The Insidious “D”

November
2013
President, Student Senate for California Community Colleges

The “D” grade is a bad investment. It is bad for California and it is bad for students. To be honest, it is a false promise, a deceptive key to the gate of success.

California public education has long held to the grading standards of the “A, B, C, D, F, P, NP” system, with the occasional plus/minus thrown into the mix. “A, B, C and P” represent success. They are the letters you wear on your scout sash to show the achievements you have realized and the hurdles you have overcome. “F and NP” are for failing. These aspects of the system are plain and simple.

“D” is the renegade. “D” is a liar. It whispers to you that in the community college system, in many schools, it is a passing grade. You really only need to get 60% in your class and you’ll be a success. It poisons your willpower and creeps its way into your inkwell. It draws in chalk, falsifying the finish line, which is then washed away with the next precipitation of scrutiny. In all practicality, the “D” devalues the recipient.

State regulations define a “D” grade as being “less than satisfactory” (Title 5 §55023). Transfer institutions scoff at the 1.0 grade point and reject it as less than credit-worthy. Even workplaces have developed a habit of examining transcripts of applicants and denying those with “less than satisfactory” showing up in the wrong places. Somehow, though, some in the community college system think that “less than satisfactory” is different from failing. In the real world, it is not.

Our colleges are supposed to teach California’s people to be effective threads in the fabric of reality.
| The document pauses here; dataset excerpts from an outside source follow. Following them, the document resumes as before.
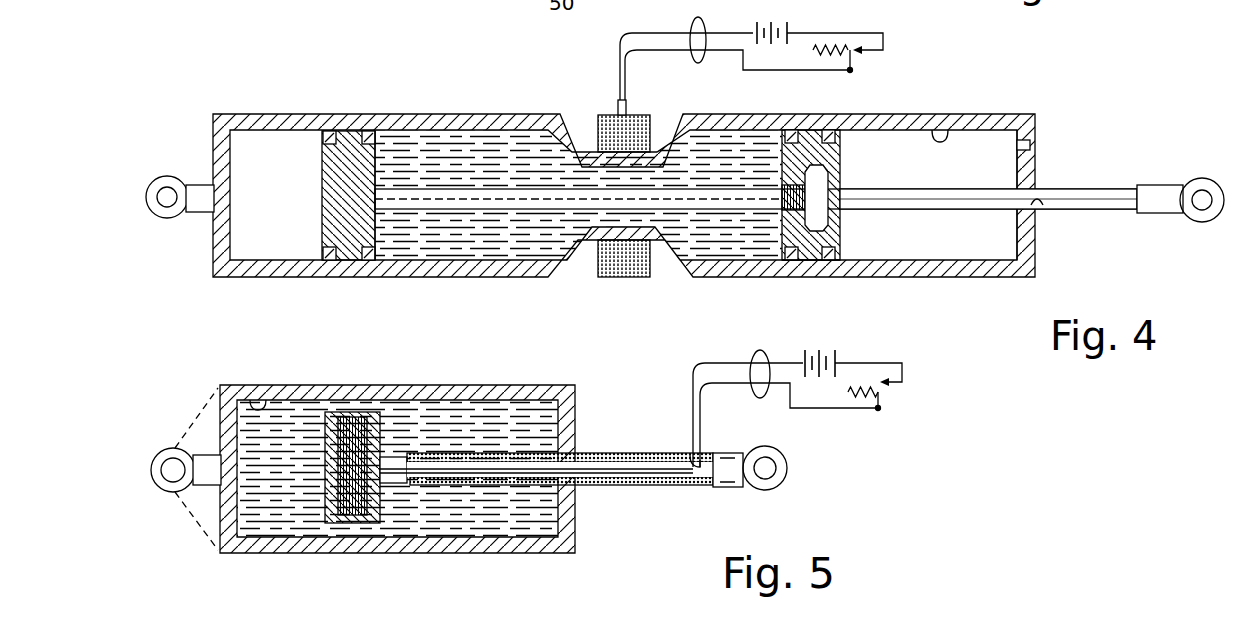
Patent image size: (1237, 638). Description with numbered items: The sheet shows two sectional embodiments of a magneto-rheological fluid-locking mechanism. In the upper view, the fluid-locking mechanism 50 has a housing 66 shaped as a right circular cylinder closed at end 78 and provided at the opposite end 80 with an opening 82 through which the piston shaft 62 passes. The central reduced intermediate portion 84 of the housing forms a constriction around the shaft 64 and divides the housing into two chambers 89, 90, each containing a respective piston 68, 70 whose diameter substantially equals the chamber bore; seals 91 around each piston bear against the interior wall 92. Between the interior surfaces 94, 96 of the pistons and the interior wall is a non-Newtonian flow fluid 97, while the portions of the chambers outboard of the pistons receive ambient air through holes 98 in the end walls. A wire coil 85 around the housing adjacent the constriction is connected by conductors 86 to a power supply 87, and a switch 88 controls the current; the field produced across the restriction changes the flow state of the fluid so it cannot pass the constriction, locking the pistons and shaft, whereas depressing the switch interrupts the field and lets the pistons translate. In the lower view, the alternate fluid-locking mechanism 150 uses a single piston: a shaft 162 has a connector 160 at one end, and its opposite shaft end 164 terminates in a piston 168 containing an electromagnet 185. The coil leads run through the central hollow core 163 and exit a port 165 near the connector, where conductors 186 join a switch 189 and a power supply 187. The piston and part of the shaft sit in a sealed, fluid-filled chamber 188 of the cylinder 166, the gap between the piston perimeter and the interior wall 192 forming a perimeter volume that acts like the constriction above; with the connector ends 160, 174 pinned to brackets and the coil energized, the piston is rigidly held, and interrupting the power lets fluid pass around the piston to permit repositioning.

In FIG. 4, the fluid-locking mechanism 50 is at (1058, 95).
In FIG. 4, the piston shaft 62 is at (1122, 193).
In FIG. 4, the shaft 64 is at (394, 194).
In FIG. 4, the housing 66 is at (482, 113).
In FIG. 4, the piston 68 is at (348, 183).
In FIG. 4, the piston 70 is at (840, 248).
In FIG. 4, the end 78 is at (213, 125).
In FIG. 4, the end 80 is at (1033, 168).
In FIG. 4, the opening 82 is at (1042, 207).
In FIG. 4, the reduced intermediate portion 84 is at (603, 163).
In FIG. 4, the wire coil 85 is at (636, 114).
In FIG. 4, the conductors 86 is at (692, 25).
In FIG. 4, the power supply 87 is at (783, 30).
In FIG. 4, the switch 88 is at (852, 71).
In FIG. 4, the chamber 89 is at (983, 157).
In FIG. 4, the chamber 90 is at (253, 143).
In FIG. 4, the seals 91 is at (365, 130).
In FIG. 4, the interior wall 92 is at (952, 137).
In FIG. 4, the interior surface 94 is at (375, 234).
In FIG. 4, the interior surface 96 is at (840, 149).
In FIG. 4, the non-Newtonian flow fluid 97 is at (745, 245).
In FIG. 4, the holes 98 is at (1030, 146).
In FIG. 5, the fluid-locking mechanism 150 is at (608, 352).
In FIG. 5, the connector 160 is at (778, 485).
In FIG. 5, the shaft 162 is at (730, 476).
In FIG. 5, the central hollow core 163 is at (627, 465).
In FIG. 5, the shaft end 164 is at (546, 446).
In FIG. 5, the port 165 is at (692, 457).
In FIG. 5, the cylinder 166 is at (532, 395).
In FIG. 5, the piston 168 is at (346, 472).
In FIG. 5, the connector end 174 is at (173, 452).
In FIG. 5, the electromagnet 185 is at (347, 515).
In FIG. 5, the conductors 186 is at (760, 350).
In FIG. 5, the power supply 187 is at (820, 352).
In FIG. 5, the chamber 188 is at (397, 468).
In FIG. 5, the switch 189 is at (880, 395).
In FIG. 5, the interior wall 192 is at (257, 400).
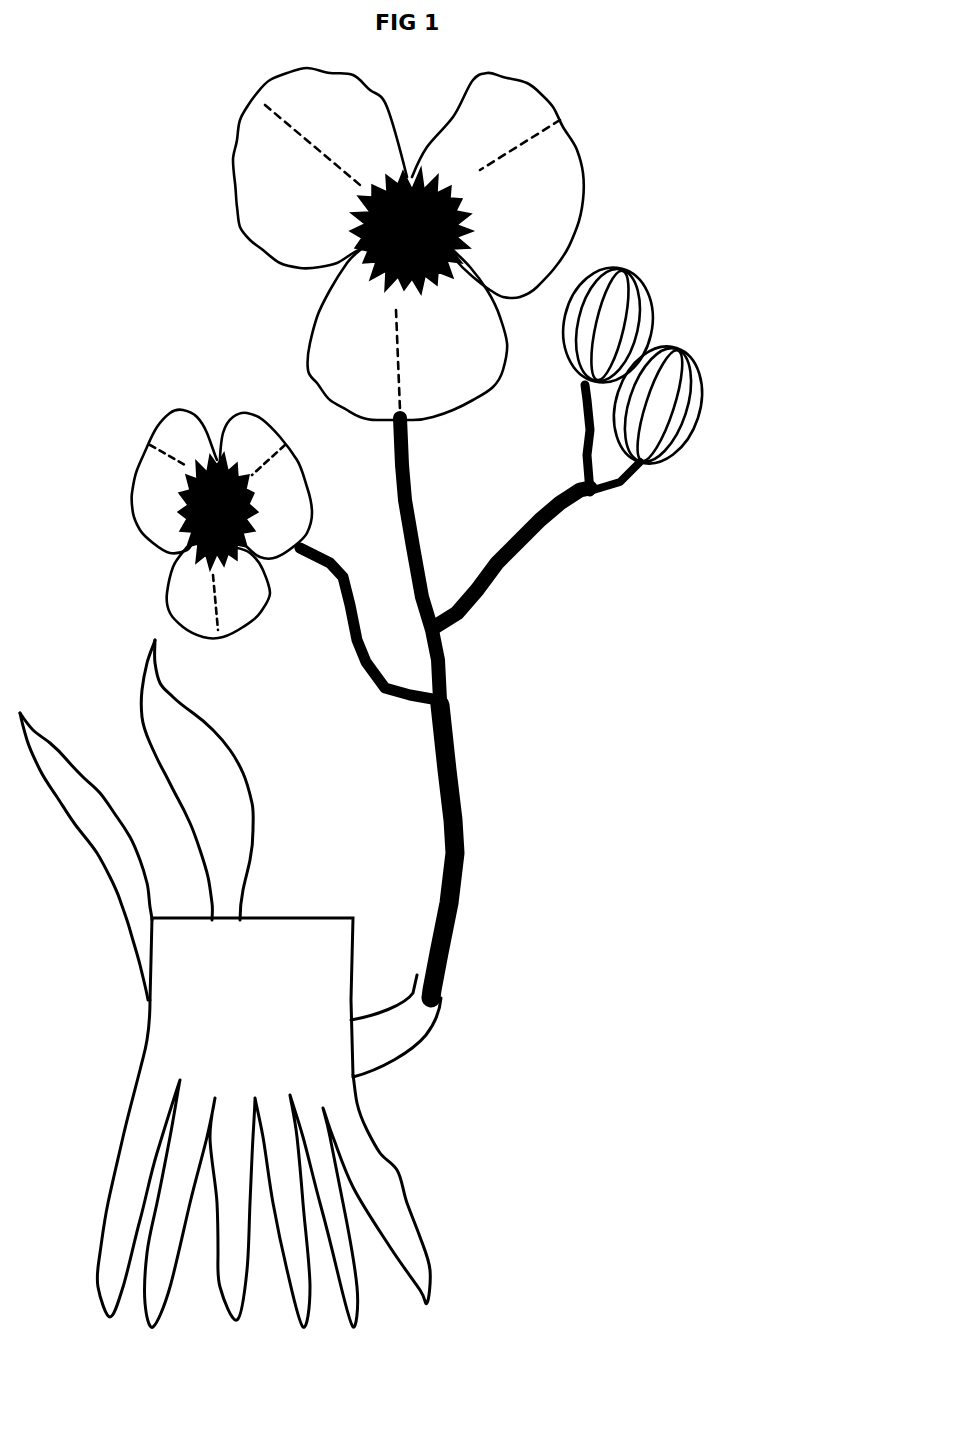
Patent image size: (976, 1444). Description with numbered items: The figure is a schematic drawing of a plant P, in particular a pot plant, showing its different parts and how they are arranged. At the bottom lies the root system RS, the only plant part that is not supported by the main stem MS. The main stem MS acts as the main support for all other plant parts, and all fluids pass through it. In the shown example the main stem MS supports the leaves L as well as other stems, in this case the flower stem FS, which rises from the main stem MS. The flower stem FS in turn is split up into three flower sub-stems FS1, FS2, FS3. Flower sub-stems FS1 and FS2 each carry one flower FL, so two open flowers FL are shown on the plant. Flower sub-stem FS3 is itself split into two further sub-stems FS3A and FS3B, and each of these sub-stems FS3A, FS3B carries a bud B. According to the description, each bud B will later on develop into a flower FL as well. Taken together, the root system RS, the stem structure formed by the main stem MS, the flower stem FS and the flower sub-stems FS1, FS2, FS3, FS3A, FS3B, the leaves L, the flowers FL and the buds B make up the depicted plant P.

The flower FL is at (528, 107).
The bud B is at (680, 367).
The sub-stem FS3B is at (577, 445).
The sub-stem FS3A is at (633, 477).
The flower sub-stem FS3 is at (510, 552).
The flower sub-stem FS2 is at (407, 535).
The flower sub-stem FS1 is at (350, 638).
The flower stem FS is at (464, 840).
The leaf L is at (72, 780).
The main stem MS is at (180, 1035).
The root system RS is at (582, 1092).
The plant P is at (629, 882).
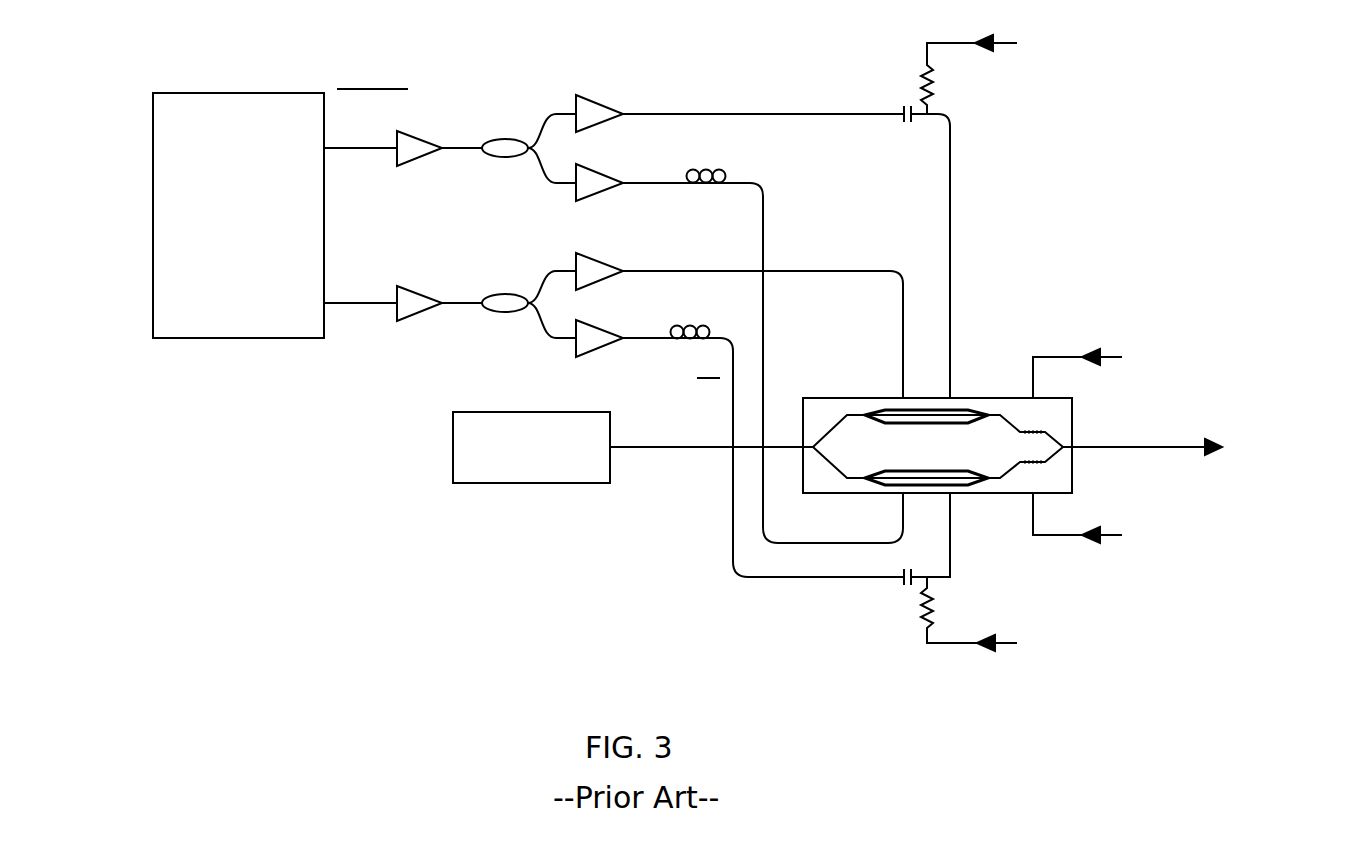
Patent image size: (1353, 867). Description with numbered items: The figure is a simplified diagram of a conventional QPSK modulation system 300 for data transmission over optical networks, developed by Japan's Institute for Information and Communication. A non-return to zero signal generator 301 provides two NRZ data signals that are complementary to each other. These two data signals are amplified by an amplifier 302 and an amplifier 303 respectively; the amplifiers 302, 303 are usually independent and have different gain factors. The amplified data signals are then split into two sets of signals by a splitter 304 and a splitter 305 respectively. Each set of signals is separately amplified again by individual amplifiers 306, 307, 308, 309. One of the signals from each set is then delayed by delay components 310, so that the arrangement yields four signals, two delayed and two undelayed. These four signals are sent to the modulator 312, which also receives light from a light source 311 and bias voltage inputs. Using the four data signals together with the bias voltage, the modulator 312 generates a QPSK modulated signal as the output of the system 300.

The QPSK modulation system 300 is at (1150, 76).
The non-return to zero (NRZ) signal generator 301 is at (242, 343).
The amplifier 302 is at (417, 128).
The amplifier 303 is at (417, 318).
The splitter 304 is at (510, 160).
The splitter 305 is at (510, 318).
The amplifier 306 is at (643, 82).
The amplifier 307 is at (595, 204).
The amplifier 308 is at (598, 256).
The amplifier 309 is at (598, 324).
The delay components 310 is at (712, 197).
The light source 311 is at (515, 488).
The modulator 312 is at (1075, 457).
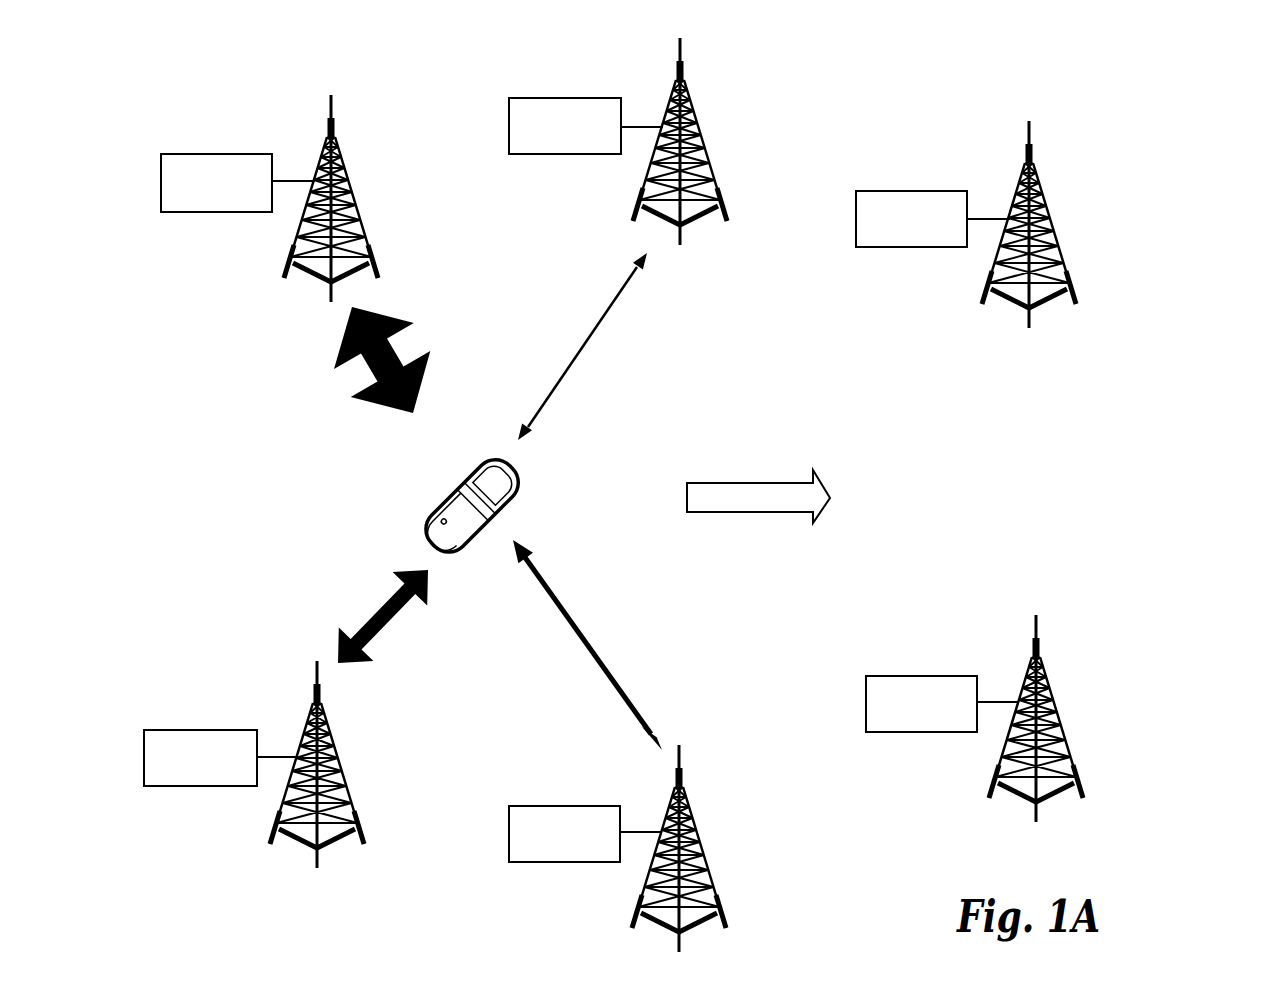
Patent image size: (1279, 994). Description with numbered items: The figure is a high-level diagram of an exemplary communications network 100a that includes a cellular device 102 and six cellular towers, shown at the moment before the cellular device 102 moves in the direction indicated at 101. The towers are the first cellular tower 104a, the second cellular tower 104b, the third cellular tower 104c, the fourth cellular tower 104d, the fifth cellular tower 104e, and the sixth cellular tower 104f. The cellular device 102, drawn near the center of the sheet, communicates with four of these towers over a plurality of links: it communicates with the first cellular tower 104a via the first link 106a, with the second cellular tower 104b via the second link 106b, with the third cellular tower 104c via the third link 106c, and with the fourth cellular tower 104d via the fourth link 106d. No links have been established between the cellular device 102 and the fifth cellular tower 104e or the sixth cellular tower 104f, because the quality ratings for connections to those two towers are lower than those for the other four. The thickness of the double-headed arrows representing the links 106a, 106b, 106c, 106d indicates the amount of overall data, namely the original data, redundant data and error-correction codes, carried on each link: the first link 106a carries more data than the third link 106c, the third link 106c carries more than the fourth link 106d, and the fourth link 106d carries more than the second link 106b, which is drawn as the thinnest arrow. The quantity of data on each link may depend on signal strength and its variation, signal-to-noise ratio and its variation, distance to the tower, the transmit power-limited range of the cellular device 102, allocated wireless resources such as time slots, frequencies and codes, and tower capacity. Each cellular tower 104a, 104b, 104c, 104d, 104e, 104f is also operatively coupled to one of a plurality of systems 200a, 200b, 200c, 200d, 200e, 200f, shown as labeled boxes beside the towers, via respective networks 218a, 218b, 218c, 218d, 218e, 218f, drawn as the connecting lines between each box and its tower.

The communications network 100a is at (1204, 95).
The direction of movement 101 is at (759, 485).
The cellular device 102 is at (480, 464).
The first cellular tower 104a is at (340, 150).
The second cellular tower 104b is at (688, 95).
The third cellular tower 104c is at (328, 720).
The fourth cellular tower 104d is at (688, 805).
The fifth cellular tower 104e is at (1038, 183).
The sixth cellular tower 104f is at (1045, 673).
The first link 106a is at (398, 316).
The second link 106b is at (595, 337).
The third link 106c is at (375, 642).
The fourth link 106d is at (580, 623).
The system 200a is at (216, 183).
The system 200b is at (565, 126).
The system 200c is at (200, 758).
The system 200d is at (564, 834).
The system 200e is at (911, 219).
The system 200f is at (921, 704).
The network 218a is at (303, 181).
The network 218b is at (653, 127).
The network 218c is at (287, 757).
The network 218d is at (646, 832).
The network 218e is at (997, 219).
The network 218f is at (1008, 702).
According to the California State Legislature, “a primary mission of the California Community Colleges is to advance California’s economic growth and global competitiveness through education, training, and services that contribute to continuous work force improvement” (Education Code §66010.4). If that statement is to hold true, we should systemically encourage our students to understand reality as reality is and not be coddled into false security by cushioned grading schemes. Never has a law been passed suggesting that Californians want the community colleges they pay for to just make everyone feel good about themselves without having actually accomplished something as simply useful as “satisfactory” work. The Educational Master Plan for California has no line directing our colleges to give out consolation prizes when they fail to build a student up or when a student is simply not ready to finish a course well. We should not assume such a responsibility and lower our standards.

By lowering these standards, those of us in the California Community College System are hurting our students. The “D” exists to make faculty feel better about failing people. It is a way of saying, “Hey, you tried, and I tried; can we still be friends?” No, we cannot. If you assign me a “D” grade when I would be much better off being told that my work did not satisfy your requirements, then we cannot be friends. By assigning me a “D,” you are poisoning my self worth and diminishing my societal value. By assigning any student a “D” you are failing that student. A system that polishes, repackages, and sells failure will ultimately fail California.